All three tools work on the new labeling engine and data defined labeling needs to be enabled for the layer (e.g. x coordinate attribute / y coordinate attribute for the move tool, rotation for the rotate tool). Additionally, the layer needs to be in edit mode. The new tools are well suited to mix fixed label positions and automated label opsitioning in the same or among several layers. If the x- or y attribute value is NULL, the position is set automatically by the pal library (http://pal.heig-vd.ch/). As soon as a position is manipulated by the move label tool, the position is written into the attribute field and the label position for this feature is fixed. So if a layer does not yet have attribute fields for x, y, you could create two new fields of type double (using the buttons in the vector properties dialog or in the attribute table). Initially, all values will be ‘NULL’ and all the label positions set automatically.

There are further plans to improve the user interface. It could be handy to have the properties dialog always open (non-modal), which would allow faster edits of a large number of labels. And a live text rotation preview is planned too. And yes, if someone likes making real icons, this would be highly appreciated (my graphical skills are somewhat limited…).

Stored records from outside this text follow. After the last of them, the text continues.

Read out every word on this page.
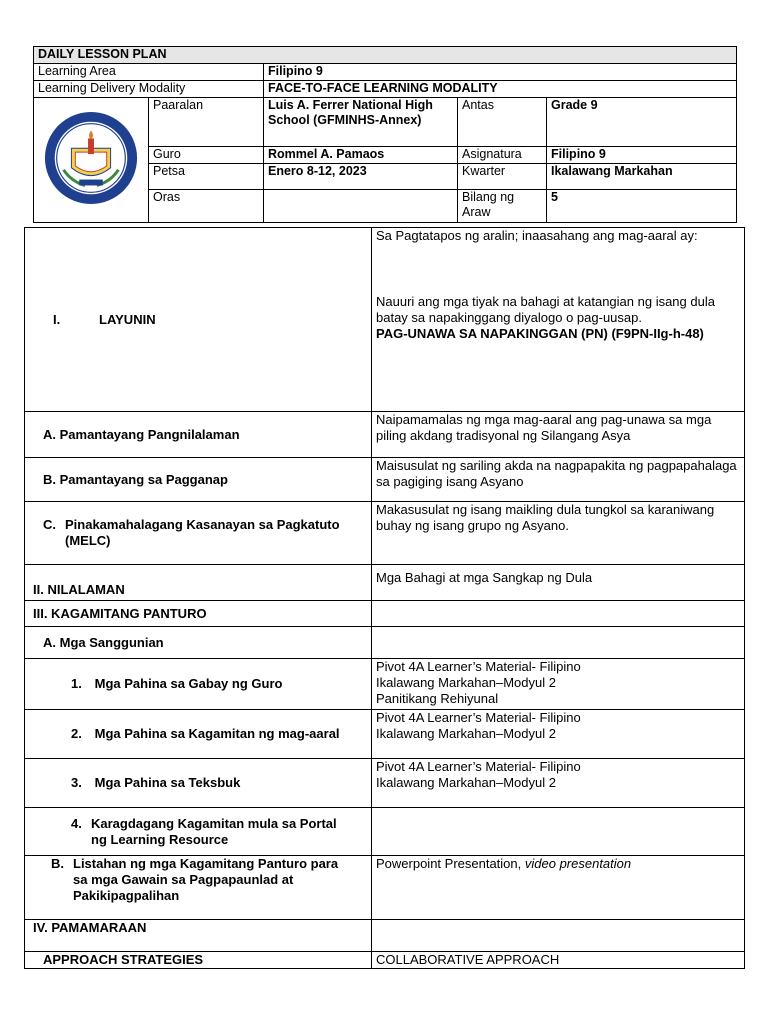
DAILY LESSON PLAN				
Learning Area		Filipino 9		
Learning Delivery Modality		FACE-TO-FACE LEARNING MODALITY		
	Paaralan	Luis A. Ferrer National High School (GFMINHS-Annex)	Antas	Grade 9
	Guro	Rommel A. Pamaos	Asignatura	Filipino 9
	Petsa	Enero 8-12, 2023	Kwarter	Ikalawang Markahan
	Oras		Bilang ng Araw	5
I. LAYUNIN	Sa Pagtatapos ng aralin; inaasahang ang mag-aaral ay:
Nauuri ang mga tiyak na bahagi at katangian ng isang dula batay sa napakinggang diyalogo o pag-uusap.
PAG-UNAWA SA NAPAKINGGAN (PN) (F9PN-IIg-h-48)

A. Pamantayang Pangnilalaman	Naipamamalas ng mga mag-aaral ang pag-unawa sa mga piling akdang tradisyonal ng Silangang Asya
B. Pamantayang sa Pagganap	Maisusulat ng sariling akda na nagpapakita ng pagpapahalaga sa pagiging isang Asyano
C. Pinakamahalagang Kasanayan sa Pagkatuto (MELC)	Makasusulat ng isang maikling dula tungkol sa karaniwang buhay ng isang grupo ng Asyano.
II. NILALAMAN	Mga Bahagi at mga Sangkap ng Dula
III. KAGAMITANG PANTURO	
A. Mga Sanggunian	
1. Mga Pahina sa Gabay ng Guro	Pivot 4A Learner’s Material- Filipino
Ikalawang Markahan–Modyul 2
Panitikang Rehiyunal

2. Mga Pahina sa Kagamitan ng mag-aaral	Pivot 4A Learner’s Material- Filipino
Ikalawang Markahan–Modyul 2

3. Mga Pahina sa Teksbuk	Pivot 4A Learner’s Material- Filipino
Ikalawang Markahan–Modyul 2

4. Karagdagang Kagamitan mula sa Portal ng Learning Resource	
B. Listahan ng mga Kagamitang Panturo para sa mga Gawain sa Pagpapaunlad at Pakikipagpalihan	Powerpoint Presentation, video presentation
IV. PAMAMARAAN	
APPROACH STRATEGIES	COLLABORATIVE APPROACH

Finally I’d like to thank the city of Thun (Switzerland) for funding these tools and sharing it with the rest of the FOSSGIS world.

Testing UMN Mapfiles with QGIS

The Sunday night session of the QGIS hackfest resulted in a new release of the Mapfile Tools plugin.

This QGIS plugin allows you to display an UMN Mapserver mapfile in QGIS without running a Mapserver instance. It depends only on Mapscript (apt-get install python-mapscript on Debian/Ubuntu) and allows you to zoom and pan on the mapfile layer.

In release 0.6, an output window has been added, which shows error messages and detailed layer information. This makes it a convenient tool to test your mapfiles.

QGIS goes 3D

Marco, Matthias and me spent three days at the QGIS hackfest in Wroclaw (pictures). There I got the time to work on the QGIS globe plugin and made a presentation of the current state.

As soon as the threading branch (Martin Dobias’ Google of Summer project) is merged into trunk, the globe should make its way into trunk as well. In the meantime you can compile the QGIS branch from guthub to test the globe. Thanks Vincent for writing step by step build instructions.